- The Washington Times - Monday, September 2, 2002

JERUSALEM A former British MI6 officer has spent much of the past two weeks in Gaza and the West Bank attempting to persuade radical groups to halt their attacks inside Israel's internationally recognized borders.
Alistair Crooke, an adviser to the European Union's special envoy to the Middle East, has met leaders of extremist factions such as Hamas and Islamic Jihad as well as the Fatah movement of Yasser Arafat, the Palestinian leader.
He also is expected to pay a discreet visit to several neighboring Arab countries soon in an attempt to win support from Hamas hard-liners.
Mr. Crooke, 53, who has worked in the Middle East for two years after a long career in the British intelligence agency MI6, began the secret EU initiative four months ago. An ascetic figure who drinks sparingly and dresses down in jeans, he prefers to use local Arab taxis and often works alone.
His clandestine efforts recently have attracted the interest of the Israeli media, with one newspaper describing him as "brave to the point of madness."

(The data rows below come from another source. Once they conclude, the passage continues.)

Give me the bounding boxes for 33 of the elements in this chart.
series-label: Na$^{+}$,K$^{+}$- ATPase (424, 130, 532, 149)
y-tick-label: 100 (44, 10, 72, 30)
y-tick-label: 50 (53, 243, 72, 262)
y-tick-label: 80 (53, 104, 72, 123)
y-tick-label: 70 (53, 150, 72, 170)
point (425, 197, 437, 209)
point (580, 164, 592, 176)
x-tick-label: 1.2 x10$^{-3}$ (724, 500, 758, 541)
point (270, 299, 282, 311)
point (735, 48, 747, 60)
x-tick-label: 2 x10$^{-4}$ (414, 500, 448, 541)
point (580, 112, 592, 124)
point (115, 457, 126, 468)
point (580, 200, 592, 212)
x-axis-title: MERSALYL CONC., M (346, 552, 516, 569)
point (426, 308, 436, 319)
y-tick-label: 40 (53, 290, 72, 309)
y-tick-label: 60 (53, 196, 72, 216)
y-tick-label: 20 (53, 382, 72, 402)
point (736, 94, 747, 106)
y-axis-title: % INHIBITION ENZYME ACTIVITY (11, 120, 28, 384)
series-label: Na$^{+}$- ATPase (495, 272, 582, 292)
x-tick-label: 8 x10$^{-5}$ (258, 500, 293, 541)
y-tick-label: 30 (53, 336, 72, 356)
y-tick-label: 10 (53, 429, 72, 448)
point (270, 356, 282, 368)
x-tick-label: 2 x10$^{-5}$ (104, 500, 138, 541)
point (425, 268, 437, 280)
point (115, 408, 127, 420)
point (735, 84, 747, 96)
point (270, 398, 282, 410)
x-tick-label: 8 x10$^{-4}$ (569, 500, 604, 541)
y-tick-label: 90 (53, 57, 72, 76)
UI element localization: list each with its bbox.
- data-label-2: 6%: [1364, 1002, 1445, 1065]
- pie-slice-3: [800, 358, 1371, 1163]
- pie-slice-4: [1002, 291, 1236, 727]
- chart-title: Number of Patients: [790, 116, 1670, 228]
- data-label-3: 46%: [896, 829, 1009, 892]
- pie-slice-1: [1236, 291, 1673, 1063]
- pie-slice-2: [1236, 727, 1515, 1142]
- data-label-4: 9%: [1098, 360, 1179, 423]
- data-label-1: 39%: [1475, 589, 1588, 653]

An Israeli intelligence officer was quoted as saying: "Don't be fooled by his innocent, quiet appearance. You don't want to meet him in a dark alley in the middle of the night. Ask the mujahideen in Afghanistan or the drug barons of Colombia. He's no sucker."
Mr. Crooke works for Miguel Moratinos, the EU's special representative to the Middle East. He indicated that EU economic inducements would be available to Fatah if it "starts a dialogue with Hamas" and other factions to persuade them to stop "martyrdom attacks" inside Israel, said Hatem Abdel-Qader, a Fatah leader.
Fatah publicly backs the push to end attacks on civilians inside Israel although its own military wing, the Al Aqsa Martyrs Brigade, has been responsible for several bloody suicide bombings on Israelis.
Mr. Crooke, who stays in a hotel in Jerusalem and has periodically set up offices in the West Bank, played a key role in negotiations earlier this year to end the siege of the Church of the Nativity in Bethlehem. He recently met Sheik Ahmed Yassin, the spiritual leader of Hamas, in the Gaza Strip.
Although there has been no specific public criticism from the Israeli military of his activities and meetings with Hamas, some senior officials are understood to be uneasy about his work.
One Israeli newspaper said: "His presence here represents a certain flicker, a shadow of international intervention in the Israeli-Palestinian conflict, and that is something that no one in the Israeli Defense Forces wants to accept."
Hamas, urged on by Mr. Crooke, reportedly agreed with Fatah to stop suicide missions and other attacks against Israeli civilians including mortar strikes from Gaza at the end of last month, and they were thought to have been just hours away from releasing a document to that effect.